Posted: Tuesday, March 12, 2002

There may be no such thing as a free lunch, but in the most advanced country in the world, we have come to take for granted that at least lunch will be free from food poisoning.

Not so under a legislative proposal that would shut down the state's retail food safety and sanitation program. The proposal entirely eliminates state oversight of all restaurants, grocery stores, food booths, school kitchens, day care centers, tattoo parlors and public accommodations. The justification is that communities ought to do this rather than the state government. Right now, only Anchorage provides most of these services.

Oversight of commercially available food is a core governmental function done to protect public health -- and is something that Alaska has done since before statehood. The Centers for Disease Control and Prevention estimates that 76 million people are made ill each year from food-borne diseases, some 325,000 are hospitalized and 5,200 die. There are more than 250 food-borne diseases, including salmonellosis, botulism and e. coli.

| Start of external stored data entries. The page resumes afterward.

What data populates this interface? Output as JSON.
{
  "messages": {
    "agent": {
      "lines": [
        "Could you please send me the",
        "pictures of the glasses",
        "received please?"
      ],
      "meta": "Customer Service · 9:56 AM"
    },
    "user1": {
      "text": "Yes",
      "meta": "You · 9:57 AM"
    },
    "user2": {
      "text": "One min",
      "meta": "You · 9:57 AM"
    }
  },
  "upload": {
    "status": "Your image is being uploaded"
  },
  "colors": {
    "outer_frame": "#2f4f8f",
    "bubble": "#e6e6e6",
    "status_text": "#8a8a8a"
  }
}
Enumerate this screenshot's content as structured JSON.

The food safety program works to prevent those outbreaks from happening here. We look for the conditions that can cause food-borne illnesses. We work with operators to identify food safety hazards and what can be done to control them. We ensure the business's employees are following proper hygienic practices. We check that food comes from approved sources and that it is protected from contamination.

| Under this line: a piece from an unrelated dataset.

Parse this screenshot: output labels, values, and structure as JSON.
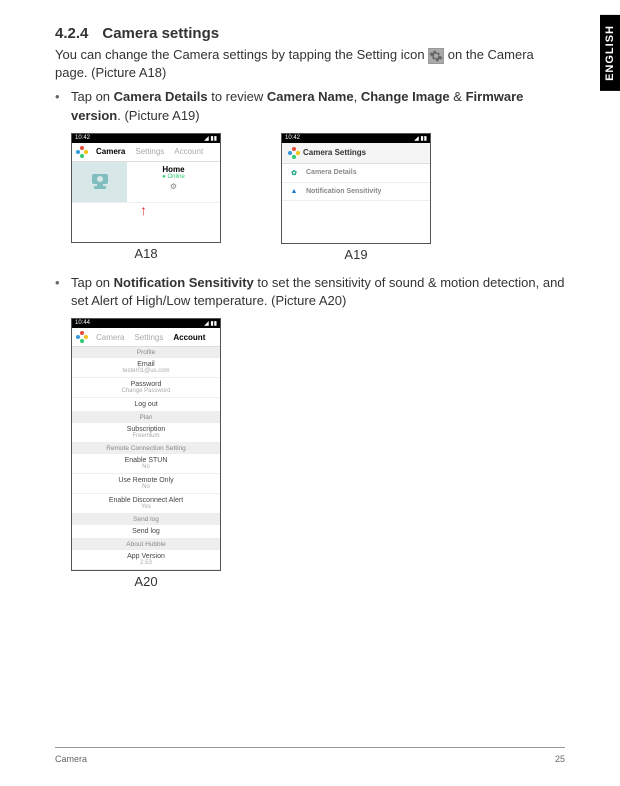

We also investigate complaints. Confirming a business is not the source of an illness can be just as important as confirming that it is. The National Restaurant Association estimates that the average food-borne illness outbreak costs the owner of the establishment $75,000. Investigations of food-borne illnesses can lead to both short-and long-term improvements in food handling practices and help us understand environmental pathogens so that long-term improvements can be made in the food safety system across the state.

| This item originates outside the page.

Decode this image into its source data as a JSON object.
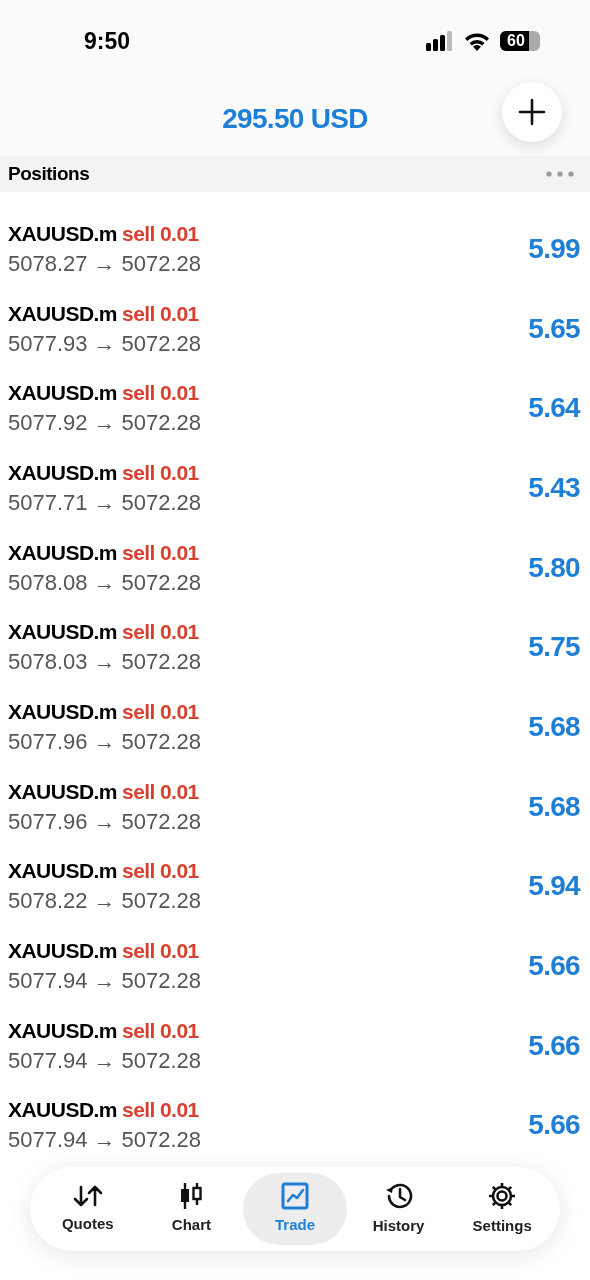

And it is a system. Whether you call it from "boat to throat" or "farm to fork," the concept is the same. Food safety is a partnership that involves the harvester, the processor, the server, the consumer and government. A failure at any point puts everyone at risk.

Whether the state or local governments should oversee retail food safety and sanitation of public facilities is a legitimate public policy debate. But the debate and the decision need to happen before these essential services are simply eliminated. Right now, there is no system in place for local governments to provide these services, no plan for those that only have a handful of retail food establishments, no assurance for processors who invest in producing a quality product and want to see it served the same way, and no way for the public to protect themselves, their visitors or their kids.

The path that's being proposed is to eliminate the program and hope that all communities statewide will step up to the plate to provide oversight to some 4,640 food establishments and 4,293 public facilities. Unless and until they do, you'll need to think twice when you or your visitors dine out, buy prepared foods, have your kids eat the school lunch or jump in your community's public pool.

Right now, we take the safety of these places for granted. And if you live in Anchorage, you'll be able to keep that confidence. The rest of us will be on our own.

Janice Adair is the director of the Division of Environmental Health within the state Department of Environmental Conservation.